Expertise is “does this author know the subject well enough to be cited?” Show it explicitly.

  • Byline every editorial page with a real human name. No “Staff” or “Admin.”
  • Author bio on every page: one paragraph, three to five facts, and a link to a full author profile at /authors/<slug>.
  • Author profile page lists credentials, prior publications, social profiles, and contact.
  • For YMYL topics, surface formal credentials (MD, CPA, JD) in the bio and in Person JSON-LD.

Mark up authors with Person JSON-LD

JSON-LD is how Google connects bylines to entities in its knowledge graph.

<script type="application/ld+json">
{
  "@context": "https://schema.org",
  "@type": "Article",
  "headline": "Postgres in Production",
  "datePublished": "2026-05-14",
  "dateModified": "2026-05-14",
  "author": {
    "@type": "Person",
    "name": "Jane Doe",
    "url": "https://example.com/authors/jane-doe",
    "sameAs": [
      "https://github.com/janedoe",
      "https://linkedin.com/in/janedoe",
      "https://x.com/janedoe"
    ],
    "jobTitle": "Staff Engineer",
    "worksFor": { "@type": "Organization", "name": "Example Inc." }
  }
}
</script>

The sameAs array is the entity-resolution signal; populate it with three to five public profiles per author. See the broader schema catalog in schema-markup-deep.

Earn authoritativeness through inbound citations, not self-claims

Authority is what other sites say about this one. The only direct moves are the ones that produce inbound citations.

  • Publish original research, benchmarks, or data. Other sites cite quotable numbers.
  • Ship reference tables and definitions designed for excerpting. See content on cluster strategy.
  • Earn backlinks from sites in the same topical neighborhood. Ten links from relevant sites beat 100 from unrelated ones.
  • Track referring domains, not just total backlinks. A new referring domain is a new authority signal.

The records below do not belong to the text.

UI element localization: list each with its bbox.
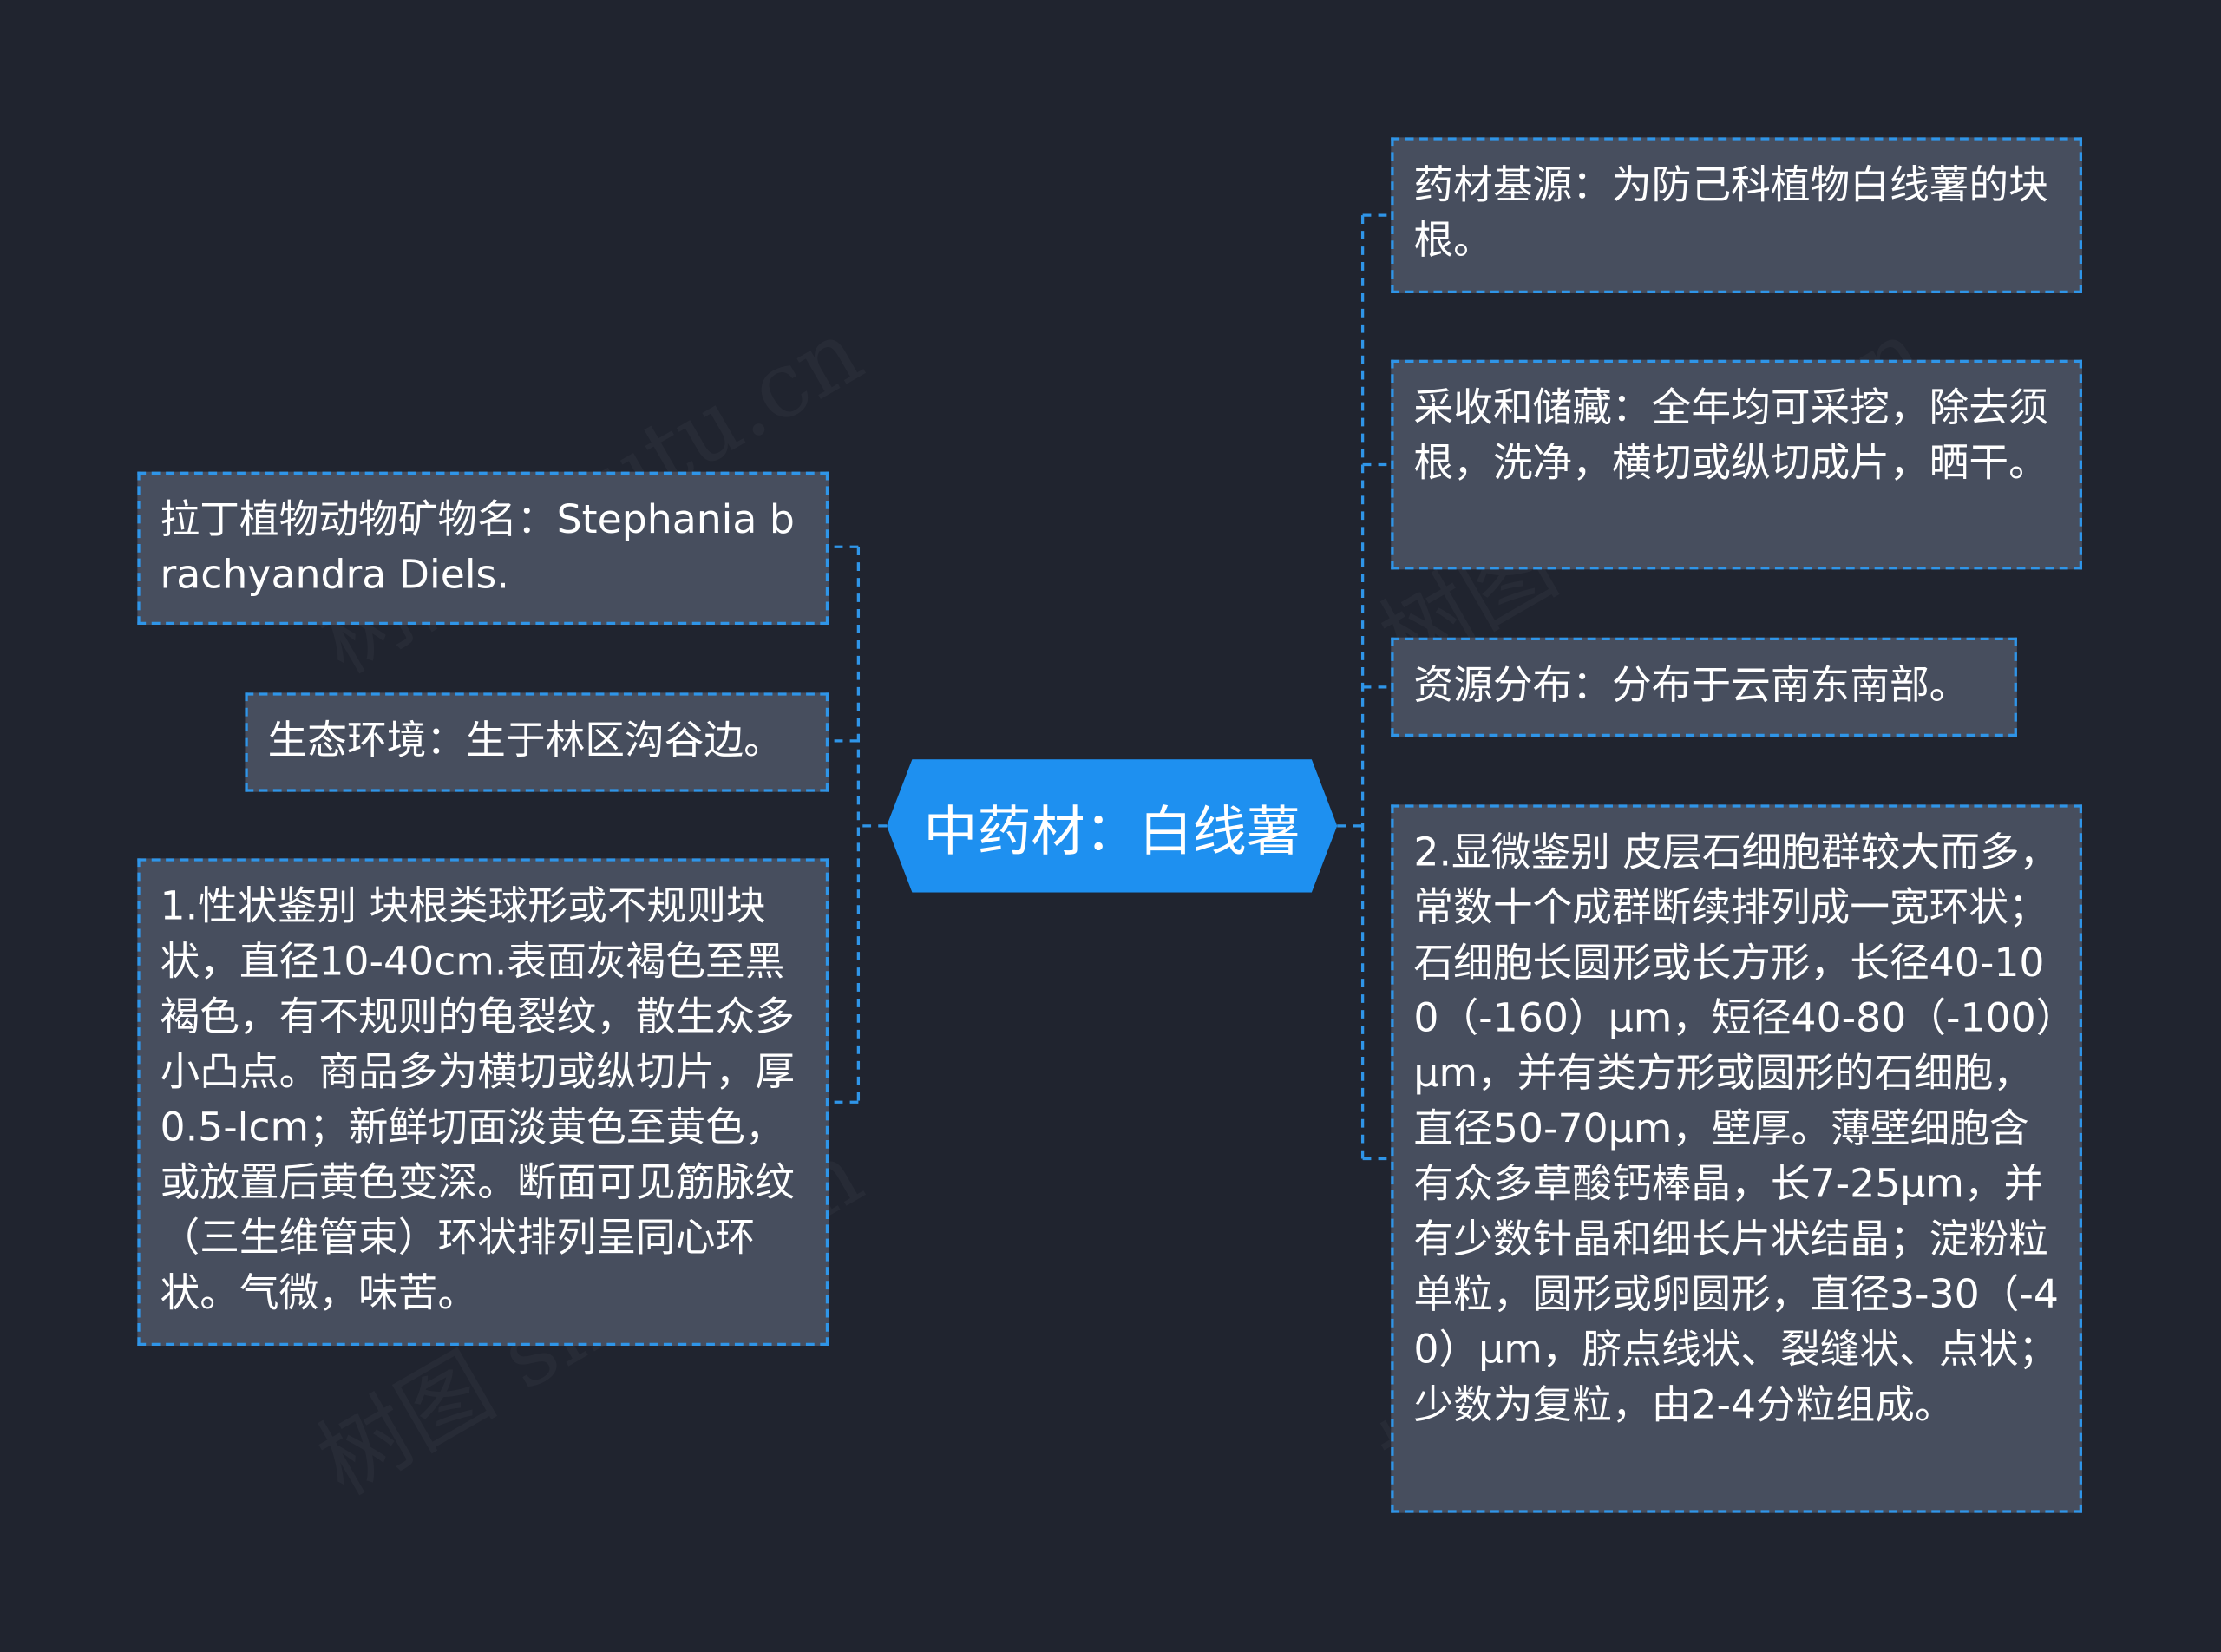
topic-microscopic-identification[interactable]: 2.显微鉴别 皮层石细胞群较大而多，常数十个成群断续排列成一宽环状；石细胞长圆形… bbox=[1391, 804, 2082, 1513]
topic-macroscopic-identification[interactable]: 1.性状鉴别 块根类球形或不规则块状，直径10-40cm.表面灰褐色至黑褐色，有… bbox=[137, 858, 829, 1347]
topic-distribution-text: 资源分布：分布于云南东南部。 bbox=[1413, 661, 1969, 709]
topic-latin-name[interactable]: 拉丁植物动物矿物名：Stephania brachyandra Diels. bbox=[137, 471, 829, 625]
topic-source-text: 药材基源：为防己科植物白线薯的块根。 bbox=[1413, 161, 2048, 264]
topic-distribution[interactable]: 资源分布：分布于云南东南部。 bbox=[1391, 637, 2017, 737]
topic-source[interactable]: 药材基源：为防己科植物白线薯的块根。 bbox=[1391, 137, 2082, 293]
topic-harvest-storage[interactable]: 采收和储藏：全年均可采挖，除去须根，洗净，横切或纵切成片，晒干。 bbox=[1391, 359, 2082, 570]
topic-habitat-text: 生态环境：生于林区沟谷边。 bbox=[267, 717, 783, 764]
connector-right-trunk bbox=[1337, 215, 1365, 1159]
central-topic-shape bbox=[887, 759, 1338, 893]
topic-harvest-storage-text: 采收和储藏：全年均可采挖，除去须根，洗净，横切或纵切成片，晒干。 bbox=[1413, 384, 2048, 486]
topic-microscopic-identification-text: 2.显微鉴别 皮层石细胞群较大而多，常数十个成群断续排列成一宽环状；石细胞长圆形… bbox=[1413, 829, 2060, 1428]
central-topic-label: 中药材：白线薯 bbox=[923, 799, 1300, 862]
topic-latin-name-text: 拉丁植物动物矿物名：Stephania brachyandra Diels. bbox=[160, 495, 795, 598]
topic-macroscopic-identification-text: 1.性状鉴别 块根类球形或不规则块状，直径10-40cm.表面灰褐色至黑褐色，有… bbox=[160, 882, 795, 1316]
topic-habitat[interactable]: 生态环境：生于林区沟谷边。 bbox=[245, 692, 829, 792]
central-topic[interactable]: 中药材：白线薯 bbox=[887, 759, 1338, 893]
connector-left-trunk bbox=[856, 547, 888, 1103]
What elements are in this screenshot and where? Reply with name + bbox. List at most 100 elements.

Earn trust with citations, freshness, and operational hygiene

Trust is the meta-pillar; the other three feed into it.

  • Cite primary sources inline, with publication date and a real URL. See how-to-cite.
  • Disclose conflicts of interest. Affiliate disclosures live above the fold, not in a footer.
  • Show a real contact method, a privacy policy, and a physical address for the publisher.
  • Refresh and re-date pages when the body materially changes. Stale dates erode trust faster than no date.

Surface freshness signals where Google can read them

Google checks four freshness signals; ship all four when content changes.

  • dateModified in Article JSON-LD.
  • Visible “Last updated” line on the page, near the title.
  • <lastmod> in the sitemap.xml entry for the URL.
  • Updated last_updated in the page’s frontmatter, which drives the other three.

Faking freshness (re-dating without editing the body) is detectable through content-diff fingerprinting and triggers a downweight. Update the date only when the content has changed in a way that would change a reader’s decision.